Alexander Thom and the Megalithic Yard
Professor
Alexander Thom was a man who spent several decades studying stone
circles across the country in an attempt to decipher their meaning.
He discovered that not all were perfect
circles - some were egg-shaped others elliptical - but whatever
the shape they all seemed to show remarkable geometric precision
long before the Age of Pythagoras.
Thom's conclusions were that the stone rings were
astronomical observatories, a theory that, at the time, was met
with some contempt.
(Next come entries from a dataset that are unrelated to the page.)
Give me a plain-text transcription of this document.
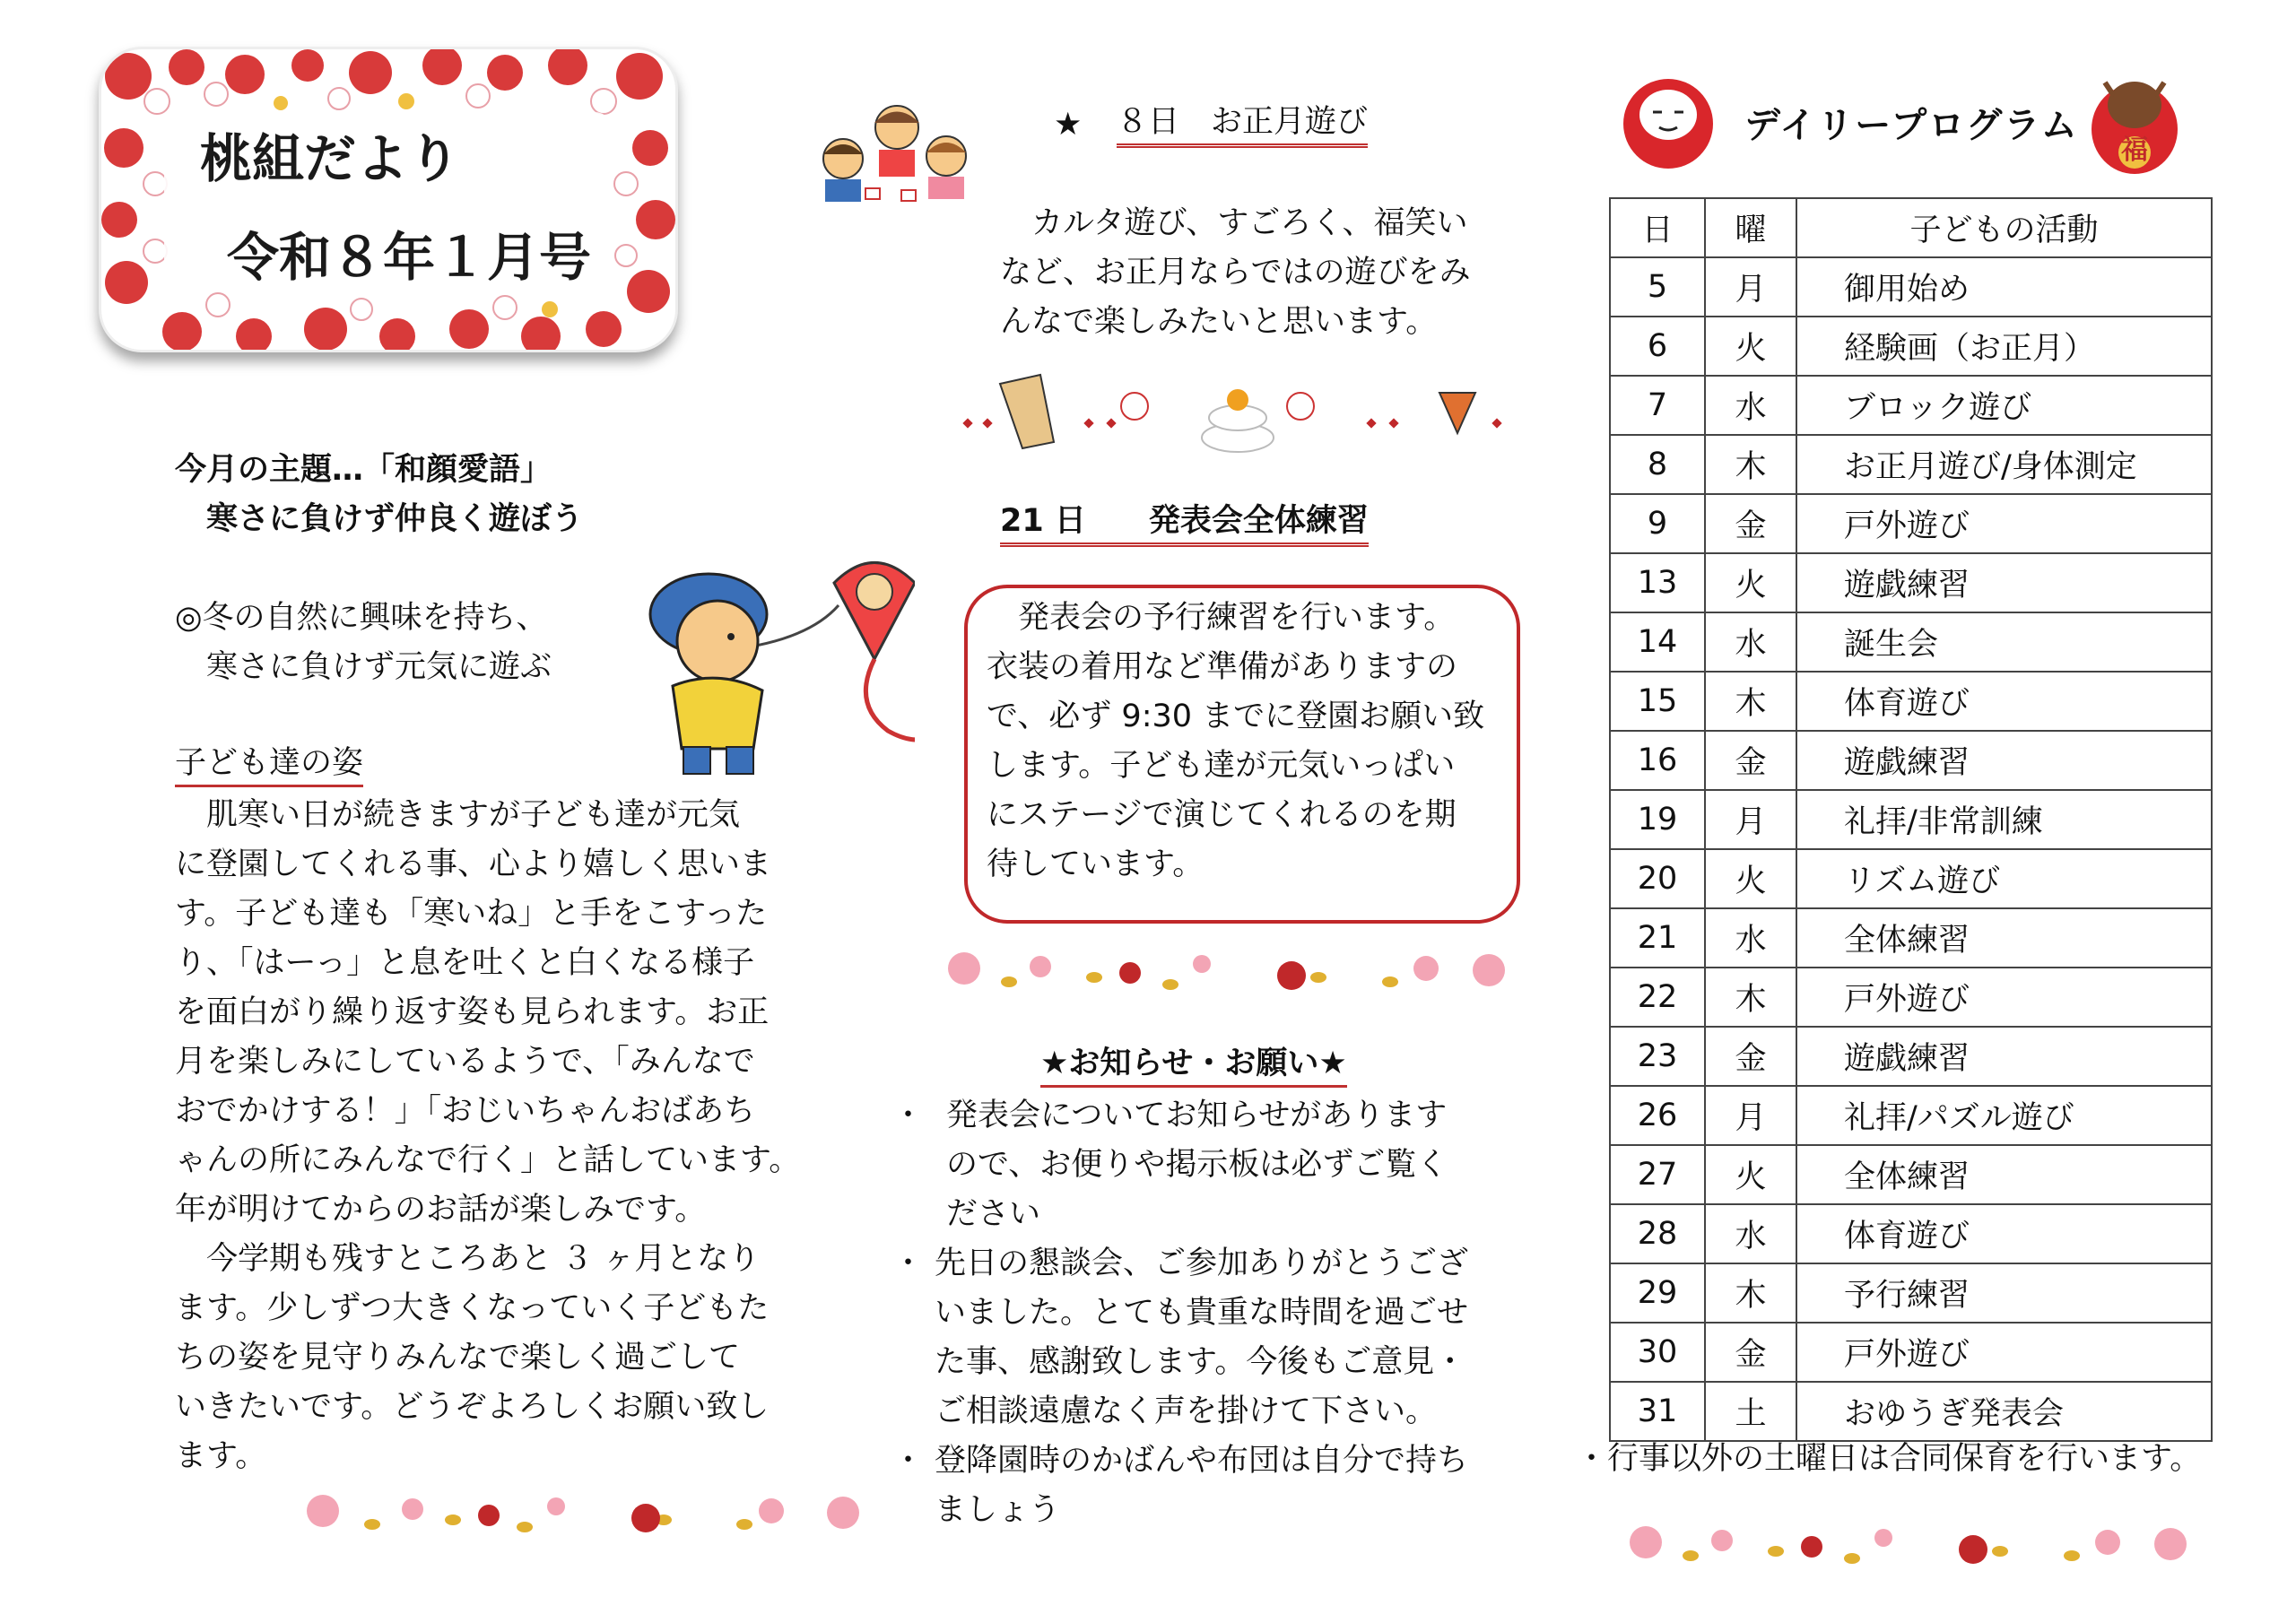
桃組だより
令和８年１月号
今月の主題…「和顔愛語」
寒さに負けず仲良く遊ぼう
◎冬の自然に興味を持ち、
寒さに負けず元気に遊ぶ
子ども達の姿
肌寒い日が続きますが子ども達が元気
に登園してくれる事、心より嬉しく思いま
す。子ども達も「寒いね」と手をこすった
り、「はーっ」と息を吐くと白くなる様子
を面白がり繰り返す姿も見られます。お正
月を楽しみにしているようで、「みんなで
おでかけする！」「おじいちゃんおばあち
ゃんの所にみんなで行く」と話しています。
年が明けてからのお話が楽しみです。
今学期も残すところあと ３ ヶ月となり
ます。少しずつ大きくなっていく子どもた
ちの姿を見守りみんなで楽しく過ごして
いきたいです。どうぞよろしくお願い致し
ます。
★ ８日　お正月遊び
カルタ遊び、すごろく、福笑い
など、お正月ならではの遊びをみ
んなで楽しみたいと思います。
21 日　　発表会全体練習
発表会の予行練習を行います。
衣装の着用など準備がありますの
で、必ず 9:30 までに登園お願い致
します。子ども達が元気いっぱい
にステージで演じてくれるのを期
待しています。
★お知らせ・お願い★
・ 発表会についてお知らせがあります
ので、お便りや掲示板は必ずご覧く
ださい
・ 先日の懇談会、ご参加ありがとうござ
いました。とても貴重な時間を過ごせ
た事、感謝致します。今後もご意見・
ご相談遠慮なく声を掛けて下さい。
・ 登降園時のかばんや布団は自分で持ち
ましょう
デイリープログラム
福
日	曜	子どもの活動
5	月	御用始め
6	火	経験画（お正月）
7	水	ブロック遊び
8	木	お正月遊び/身体測定
9	金	戸外遊び
13	火	遊戯練習
14	水	誕生会
15	木	体育遊び
16	金	遊戯練習
19	月	礼拝/非常訓練
20	火	リズム遊び
21	水	全体練習
22	木	戸外遊び
23	金	遊戯練習
26	月	礼拝/パズル遊び
27	火	全体練習
28	水	体育遊び
29	木	予行練習
30	金	戸外遊び
31	土	おゆうぎ発表会
・行事以外の土曜日は合同保育を行います。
Even today his theories are not entirely accepted
although it is now more or less agreed that most of our megaliths
had some astronomical function - the level of complexity is still
hotly debated.
As early as 1934, Thom had become interested
in prehistoric stone circles and their astronomical associations,
thereafter carrying out an ambitious project in which he accurately
surveyed and carefully measured a number of megalithic sites throughout
Britain.
Professor Thom published his megalithic findings
in 1955 in the Journal of the Royal Statistical Society and after
his retirement, published a further two articles that addressed
a unit of measurement he found employed consistently at many prehistoric
megalithic sites across Britain.
Thom's discovery was what he termed "the
megalithic yard" - a measurement of 2.72 feet, or 0.83 metres
- that suggests the megalithic builders of these stone circles had
an advanced understanding of geometry and mathematics as well as
astronomy.
Expanding on the ideas of Professor Thom is another
controversial scholar, Dr Robert Lomas, co-author of Uriel's Machine
- The Prehistoric Technology that Survived the Flood.
Dr Lomas is of the opinion that the Megalithic
Yard - or rather the Megalithic Half-Yard, a measurement he favours
- was developed in Orkney before spreading southwards through a
trading network used by the ancient Orcadians.